It’s a cold February night in Manhattan, but it’s scorching inside La Nueva Escuelita, a Times Square–area club that caters to a young, mostly Latin crowd. A male dancer wearing nothing but a red G-string with an ingot-sized gold pendant and a Dominican flag wrapped around his shoulders grooves to the music. Across the dance floor, a woman with a waist-length I Dream of Jeannie ponytail twirls her hands above her head and bats her false eyelashes fast enough to generate a breeze.

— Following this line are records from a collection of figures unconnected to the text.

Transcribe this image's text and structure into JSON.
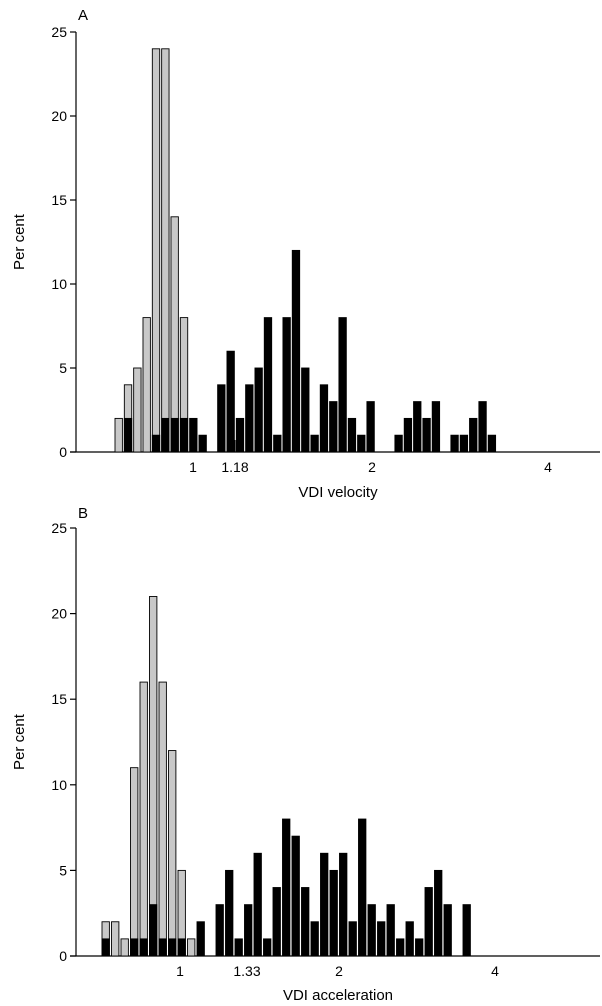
{
  "chart_data": [
    {
      "type": "bar",
      "panel_label": "A",
      "xlabel": "VDI velocity",
      "ylabel": "Per cent",
      "ylim": [
        0,
        25
      ],
      "yticks": [
        0,
        5,
        10,
        15,
        20,
        25
      ],
      "x_ticks": [
        "1",
        "1.18",
        "2",
        "4"
      ],
      "bar_slots": 50,
      "series": [
        {
          "name": "",
          "color": "#c8c8c8",
          "values": [
            2,
            4,
            5,
            8,
            24,
            24,
            14,
            8,
            0,
            0,
            0,
            0,
            0,
            0,
            0,
            0,
            0,
            0,
            0,
            0,
            0,
            0,
            0,
            0,
            0,
            0,
            0,
            0,
            0,
            0,
            0,
            0,
            0,
            0,
            0,
            0,
            0,
            0,
            0,
            0,
            0,
            0,
            0,
            0,
            0,
            0,
            0,
            0,
            0,
            0
          ]
        },
        {
          "name": "",
          "color": "#000000",
          "values": [
            0,
            2,
            0,
            0,
            1,
            2,
            2,
            2,
            2,
            1,
            0,
            4,
            6,
            2,
            4,
            5,
            8,
            1,
            8,
            12,
            5,
            1,
            4,
            3,
            8,
            2,
            1,
            3,
            0,
            0,
            1,
            2,
            3,
            2,
            3,
            0,
            1,
            1,
            2,
            3,
            1,
            0,
            0,
            0,
            0,
            0,
            0,
            0,
            0,
            0
          ]
        }
      ]
    },
    {
      "type": "bar",
      "panel_label": "B",
      "xlabel": "VDI acceleration",
      "ylabel": "Per cent",
      "ylim": [
        0,
        25
      ],
      "yticks": [
        0,
        5,
        10,
        15,
        20,
        25
      ],
      "x_ticks": [
        "1",
        "1.33",
        "2",
        "4"
      ],
      "bar_slots": 50,
      "series": [
        {
          "name": "",
          "color": "#c8c8c8",
          "values": [
            2,
            2,
            1,
            11,
            16,
            21,
            16,
            12,
            5,
            1,
            0,
            0,
            0,
            0,
            0,
            0,
            0,
            0,
            0,
            0,
            0,
            0,
            0,
            0,
            0,
            0,
            0,
            0,
            0,
            0,
            0,
            0,
            0,
            0,
            0,
            0,
            0,
            0,
            0,
            0,
            0,
            0,
            0,
            0,
            0,
            0,
            0,
            0,
            0,
            0
          ]
        },
        {
          "name": "",
          "color": "#000000",
          "values": [
            1,
            0,
            0,
            1,
            1,
            3,
            1,
            1,
            1,
            0,
            2,
            0,
            3,
            5,
            1,
            3,
            6,
            1,
            4,
            8,
            7,
            4,
            2,
            6,
            5,
            6,
            2,
            8,
            3,
            2,
            3,
            1,
            2,
            1,
            4,
            5,
            3,
            0,
            3,
            0,
            0,
            0,
            0,
            0,
            0,
            0,
            0,
            0,
            0,
            0
          ]
        }
      ]
    }
  ]
}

But it’s when the music stops and the dance floor clears that you know who really wears the crown—Puerto Rican drag performer Lady Catiria, reigning diva of Escuelita and the beneficiary of tonight’s farewell tribute. Though too ill to witness tonight’s festivities—she is at home recuperating from chemotherapy needed to fight KS lesions in her lungs—her presence fills the space. In clubland, where allegiances change as often as favorite songs, the 39-year-old has parlayed her understated vocal style and dazzling collection of gowns into a 20-year career that has encompassed running a nightclub and appearing in Hollywood’s drag epic To Wong Foo…. But unlike those performers with HIV who quietly disappear when they fall ill, Catiria proclaimed her status from the runway. “I wanted to let them know that there was nothing to be afraid of,” she says.

Catiria began her career at 19 in the Latin neighborhood of Jackson Heights, Queens, impersonating Spanish TV bombshell Iris Chacon. “I was still a boy then,” she says with a laugh, “but I looked good and they loved me.” In a few years, she graduated to Escuelita. “You wouldn’t walk out of there with less than a hundred dollars in tips,” she recalls. “I was finally working with the best.” By then she’d already set her sights on winning the Miss Continental crown. “It’s like Miss Universe for drag queens and transsexuals,” not an easy task for a full-figured newcomer.

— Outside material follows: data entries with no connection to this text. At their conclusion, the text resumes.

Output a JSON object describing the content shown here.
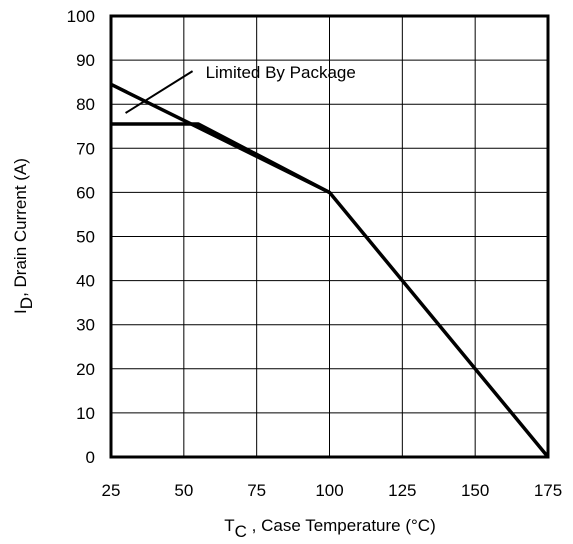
{
  "chart_data": {
    "type": "line",
    "xlabel": {
      "main": "T",
      "sub": "C",
      "rest": " , Case Temperature (°C)"
    },
    "ylabel": {
      "main": "I",
      "sub": "D",
      "rest": ",  Drain Current (A)"
    },
    "xlim": [
      25,
      175
    ],
    "ylim": [
      0,
      100
    ],
    "x_ticks": [
      "25",
      "50",
      "75",
      "100",
      "125",
      "150",
      "175"
    ],
    "y_ticks": [
      "0",
      "10",
      "20",
      "30",
      "40",
      "50",
      "60",
      "70",
      "80",
      "90",
      "100"
    ],
    "grid": true,
    "series": [
      {
        "x": [
          25,
          100,
          175
        ],
        "y": [
          84.5,
          60,
          0
        ]
      },
      {
        "x": [
          25,
          55,
          100
        ],
        "y": [
          75.5,
          75.5,
          60
        ]
      }
    ],
    "annotations": [
      {
        "text": "Limited By Package",
        "target": [
          30,
          78
        ],
        "label_anchor": [
          53,
          87.5
        ]
      }
    ]
  }
}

“I started dieting,” she says, “and working out with a trainer. I went to Mexico to get liposuction—which is where I found out I was positive. I was devastated.” Several years and nearly $20,000 in expenses later, she won the 1996 Miss Continental crown, but she immediately faced new challenges. With the title came a grueling schedule of nationwide performances and appearances—along with her private battle with HIV. “I was so sick that I couldn’t carry my own bags,” she says. “I’d lost 30 pounds. People were talking about how thin I was, but nobody knew.”

It was after she had completed her reign that Catiria decided that she would come out as a person with HIV. “I didn’t want everyone saying, ‘What’s wrong with Mary?’” she says. “So I told them myself.” And she also wanted to fight some of the misconceptions. “I have lots of friends who are sick,” Catiria says. “They’re drinking and drugging and partying all night. They think that as long as you keep the virus drunk or high, it will not attack you.”

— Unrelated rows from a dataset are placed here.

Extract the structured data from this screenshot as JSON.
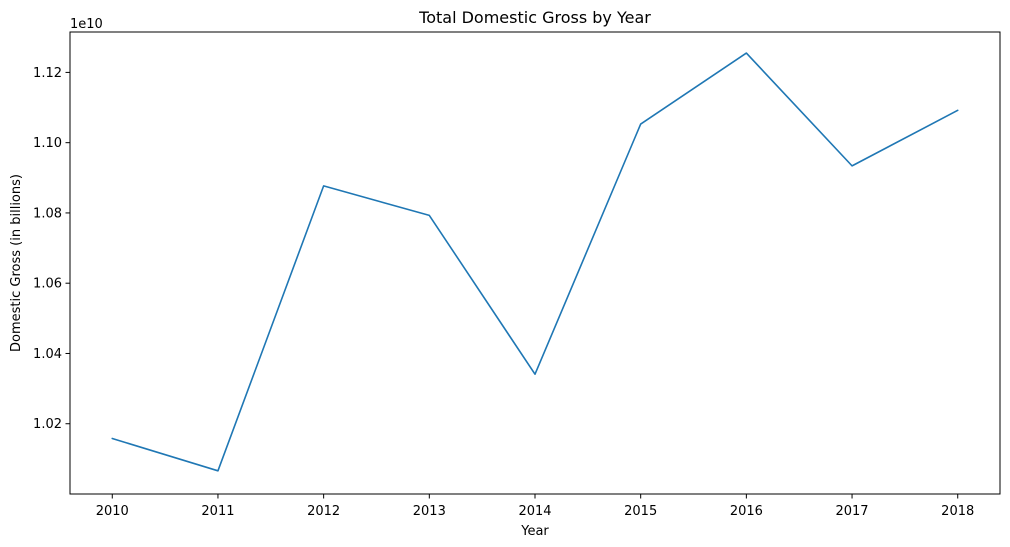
{
  "chart_data": {
    "type": "line",
    "title": "Total Domestic Gross by Year",
    "xlabel": "Year",
    "ylabel": "Domestic Gross (in billions)",
    "offset_text": "1e10",
    "x": [
      2010,
      2011,
      2012,
      2013,
      2014,
      2015,
      2016,
      2017,
      2018
    ],
    "series": [
      {
        "values": [
          10158000000,
          10066000000,
          10877000000,
          10793000000,
          10341000000,
          11053000000,
          11255000000,
          10934000000,
          11092000000
        ]
      }
    ],
    "xticks": [
      "2010",
      "2011",
      "2012",
      "2013",
      "2014",
      "2015",
      "2016",
      "2017",
      "2018"
    ],
    "yticks": [
      {
        "value": 10200000000.0,
        "label": "1.02"
      },
      {
        "value": 10400000000.0,
        "label": "1.04"
      },
      {
        "value": 10600000000.0,
        "label": "1.06"
      },
      {
        "value": 10800000000.0,
        "label": "1.08"
      },
      {
        "value": 11000000000.0,
        "label": "1.10"
      },
      {
        "value": 11200000000.0,
        "label": "1.12"
      }
    ],
    "xlim": [
      2009.6,
      2018.4
    ],
    "ylim": [
      10000000000,
      11315000000
    ],
    "grid": false,
    "line_color": "#1f77b4"
  }
}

In typical Catiria fashion, the moment she chose was at the Continental pageant where she was set to perform before relinquishing her crown. “I had a beautiful $1,800 gown made,” she says, “plain black with an AIDS ribbon in rhinestones as the collar. I had my crown done over in red to match. I played a prerecorded tape, explaining that I was sick and needed everyone’s support. Then I did my number.”

The response she received is echoed by the crowd at tonight’s farewell performance, as one fellow impersonator after another performs the numbers that Catiria made famous.  


At home, Catiria is determined not to miss her tribute completely. She joins in by phone, bursting into tears at the applause. “I cried and cried about not being able to be there,” she says later. And then with just the slightest measure of cattiness, she adds: “But I also felt glad. I’m not ready to quit. I’ve still got some good years left in me—and some new looks!”